El Sáhara Occidental figura desde el año 1963 (y a fe que ha llovido desde entonces) en una clasificación particularmente relevante de la ONU. Se denomina “Lista de territorios no autónomos pendientes de descolonización”.
A día de hoy, 34 años después de la retirada de España, va siendo hora de tomar cartas en el asunto. Va siendo hora de que políticos y diplomáticos nos den algún motivo para recuperar nuestra confianza en ellos. Quizás no sean las suyas profesiones muy permeables a la poesía, pero les vendría bien escuchar voces como la de Ali Salem Iselmu, poeta saharaui exiliado. Permítanme sólo unos versos: “Decidles que la tierra no es de ellos / que la gente no es de ellos / que las piedras necesitan ser libres. / Decidles que el Aaiun duerme / para quedarse sin sentido, / que quien niega / será negado por la ternura / de esas voces melancólicas y sedientas”.
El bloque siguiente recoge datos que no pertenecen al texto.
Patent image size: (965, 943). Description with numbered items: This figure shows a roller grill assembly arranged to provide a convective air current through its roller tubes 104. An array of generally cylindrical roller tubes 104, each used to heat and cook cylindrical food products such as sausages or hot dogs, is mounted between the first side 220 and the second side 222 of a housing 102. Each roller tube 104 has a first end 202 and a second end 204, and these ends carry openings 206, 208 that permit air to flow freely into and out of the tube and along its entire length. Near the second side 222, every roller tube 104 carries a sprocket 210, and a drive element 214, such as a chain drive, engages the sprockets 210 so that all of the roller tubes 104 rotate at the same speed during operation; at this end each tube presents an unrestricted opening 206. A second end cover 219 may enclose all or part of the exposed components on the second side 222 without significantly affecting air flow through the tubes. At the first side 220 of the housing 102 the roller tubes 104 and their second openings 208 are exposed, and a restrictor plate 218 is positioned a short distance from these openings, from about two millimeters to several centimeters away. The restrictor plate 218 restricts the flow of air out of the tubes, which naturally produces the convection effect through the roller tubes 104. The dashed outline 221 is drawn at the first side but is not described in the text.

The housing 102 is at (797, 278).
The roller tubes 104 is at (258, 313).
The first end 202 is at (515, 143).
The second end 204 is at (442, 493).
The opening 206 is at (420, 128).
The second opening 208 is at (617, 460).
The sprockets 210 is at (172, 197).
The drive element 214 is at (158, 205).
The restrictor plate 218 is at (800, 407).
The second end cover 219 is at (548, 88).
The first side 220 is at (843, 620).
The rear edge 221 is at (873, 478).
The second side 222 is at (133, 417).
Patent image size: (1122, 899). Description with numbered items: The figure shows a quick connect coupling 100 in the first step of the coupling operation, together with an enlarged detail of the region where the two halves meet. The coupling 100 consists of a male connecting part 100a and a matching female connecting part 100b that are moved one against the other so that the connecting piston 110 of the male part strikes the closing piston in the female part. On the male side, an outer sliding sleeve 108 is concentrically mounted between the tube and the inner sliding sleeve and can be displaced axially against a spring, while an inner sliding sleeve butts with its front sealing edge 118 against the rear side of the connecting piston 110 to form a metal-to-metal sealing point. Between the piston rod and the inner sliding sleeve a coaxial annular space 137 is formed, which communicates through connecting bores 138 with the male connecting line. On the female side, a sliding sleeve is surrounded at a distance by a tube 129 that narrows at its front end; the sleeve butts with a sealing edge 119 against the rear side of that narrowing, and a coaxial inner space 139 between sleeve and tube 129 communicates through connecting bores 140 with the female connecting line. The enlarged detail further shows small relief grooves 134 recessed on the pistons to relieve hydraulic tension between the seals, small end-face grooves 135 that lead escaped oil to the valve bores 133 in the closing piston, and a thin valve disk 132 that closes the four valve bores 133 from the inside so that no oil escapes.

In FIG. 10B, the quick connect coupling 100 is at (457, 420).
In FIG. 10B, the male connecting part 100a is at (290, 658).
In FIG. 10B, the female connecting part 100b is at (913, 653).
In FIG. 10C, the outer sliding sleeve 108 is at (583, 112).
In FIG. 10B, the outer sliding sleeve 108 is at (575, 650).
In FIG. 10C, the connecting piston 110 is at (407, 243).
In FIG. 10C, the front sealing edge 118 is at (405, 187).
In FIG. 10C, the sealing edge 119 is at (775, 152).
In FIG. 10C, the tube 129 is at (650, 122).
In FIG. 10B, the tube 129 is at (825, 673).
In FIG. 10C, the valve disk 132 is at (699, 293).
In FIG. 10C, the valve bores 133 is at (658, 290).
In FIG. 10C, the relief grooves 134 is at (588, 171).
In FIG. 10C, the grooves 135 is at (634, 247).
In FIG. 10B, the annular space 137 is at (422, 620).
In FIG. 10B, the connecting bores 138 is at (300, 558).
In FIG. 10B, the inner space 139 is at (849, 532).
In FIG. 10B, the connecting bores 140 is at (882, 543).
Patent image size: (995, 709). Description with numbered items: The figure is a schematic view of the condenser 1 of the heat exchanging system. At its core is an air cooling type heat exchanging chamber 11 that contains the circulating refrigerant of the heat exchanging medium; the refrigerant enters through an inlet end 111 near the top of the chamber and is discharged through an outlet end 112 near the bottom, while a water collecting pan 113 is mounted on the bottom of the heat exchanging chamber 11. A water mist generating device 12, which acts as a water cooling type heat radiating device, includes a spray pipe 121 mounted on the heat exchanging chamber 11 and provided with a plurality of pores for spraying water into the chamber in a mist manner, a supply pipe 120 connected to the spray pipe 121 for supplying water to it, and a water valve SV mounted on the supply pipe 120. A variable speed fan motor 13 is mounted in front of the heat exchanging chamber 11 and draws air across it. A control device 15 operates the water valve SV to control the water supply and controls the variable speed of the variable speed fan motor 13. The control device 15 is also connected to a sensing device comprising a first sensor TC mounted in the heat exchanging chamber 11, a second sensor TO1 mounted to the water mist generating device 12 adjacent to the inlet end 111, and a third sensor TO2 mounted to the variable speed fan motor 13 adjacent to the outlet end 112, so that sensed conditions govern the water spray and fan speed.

Ojalá libros como éste, titulado ‘Solucionar el conflicto del Sáhara’ no tendría por qué resultar difícil. No concurre en él ninguna de las disputas que más sangre y dolor han propiciado a lo largo de toda la historia de la humanidad. No hay colisión entre etnias o religiones, tampoco son dos pueblos que se disputen un mismo territorio por razones históricas.
El conflicto del Sáhara tiene un origen mucho más crudo y sencillo: la ocupación ilegal y forzosa de un territorio a partir de la llamada “marcha verde”. Así las cosas, ¿de verdad sería tan complicado que los gobernantes de nuestro entorno occidental garantizaran un referéndum libre y regular de autodeterminación?
Se lo debemos a nuestros hermanos saharauis, por pura decencia. Y está en manos de todos, pero sobre todo de la Organización de las Naciones Unidas y de los gobiernos español y francés. Tampoco queremos olvidarnos, por último, de los defensores de los derechos humanos que desde el Sáhara nos han aportado una lección de integridad y coherencia. Tenemos mucho que aprender de ellos.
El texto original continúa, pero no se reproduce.